執権・北條時宗の時代。「元寇」蒙古襲来。
国難に騒然とする都の大路で、ひとりの老人が突如叫んだ。
「朝様じゃあ、朝様が北條征伐に来なさる。朝様じゃあ!」
直ちに取り押さえられ六婆羅探題に連行された老人は、尚も奇声を張り上げる。
控えよ!やあやあ遠からん者は音にも聞け、近くば寄って目にも見よ!我こそは”清和源氏主流河内源氏将軍家従五位下四代将軍源朝子”が家人!五郎良治改メ平元盛!この六波羅の先の住人であるぞ。我、元盛の「元」は、朝様よりいただいた。すなわち、朝様の「朝」をひっくり返して「もと」「元」とな。音は「ゲン」ほれ、「源」に通ずるであろう。我は平氏ゆえ、源氏をその名に呑み込み転覆せよとの御命名じゃ。我はその「平“元”盛」である。朝様は「蝦夷を渡って唐天竺を制す」と常々公言なさっておった。宋を乗っ取って源氏の国を建てられたに相違ないわ。それが「元」そう「ゲン」すなわち「源」ではないかっ!

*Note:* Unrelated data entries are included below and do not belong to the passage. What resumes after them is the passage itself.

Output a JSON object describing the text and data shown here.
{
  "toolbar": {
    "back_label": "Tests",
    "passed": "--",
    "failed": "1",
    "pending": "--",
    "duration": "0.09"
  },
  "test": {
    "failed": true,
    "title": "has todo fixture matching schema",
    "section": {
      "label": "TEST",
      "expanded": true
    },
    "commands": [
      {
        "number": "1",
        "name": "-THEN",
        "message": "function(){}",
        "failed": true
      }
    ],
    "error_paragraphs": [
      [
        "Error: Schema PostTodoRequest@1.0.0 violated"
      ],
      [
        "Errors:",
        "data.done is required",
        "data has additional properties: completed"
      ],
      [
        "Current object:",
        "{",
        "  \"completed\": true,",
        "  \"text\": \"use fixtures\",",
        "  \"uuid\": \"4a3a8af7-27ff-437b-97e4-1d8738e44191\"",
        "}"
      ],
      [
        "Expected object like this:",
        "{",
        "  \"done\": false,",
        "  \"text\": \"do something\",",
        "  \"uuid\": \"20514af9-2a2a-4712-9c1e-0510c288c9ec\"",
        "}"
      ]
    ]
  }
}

「北條は、政子も義時も泰時も皆死んだ。元が攻めて来る、朝様が来る・・・」
調べに当たった六波羅探題・土本和伸は絶句。この汚い爺は、何を判らぬことを喚いているのだ?将軍だの、源平だの、一体いつの時代の話をしておるのだ?ヨシトキとかヤストキとは、よもや得宗家御先代様ではあるまいの。五十年も前の事ではないか。さすれば最早、狂人であろう。妄想が過ぎる。まともには取り合えない。土本は人心を惑わすとして、老人の目を潰し、鼓膜を破り、舌を抜いて、京より追放した。
平“元盛”良治は往来に放り出された。
五感の大半を奪われ、残っているのは感触だけであった。あの日、祇園御霊会で、朝様は「お前が心配」と手をぎゅっと握ってくれた。小さくて、柔らかで、温ったかく、いい匂い・・・
元盛は右手を振り上げた。見えぬ光に導かれ、聞こえぬ鬨に鼓舞され、声にならない叫びをあげ、力強く足を踏み出した。尾張へ行くつもりだ。有事の際は「熱田の宮で集合!」朝様は、そこで待っていると申されたではないか。多少、遅れてもいいからと・・・
「それでも元盛、遅すぎる!」
朝様は怒るだろうなぁ。元盛は嬉しそうに躰を揺すった。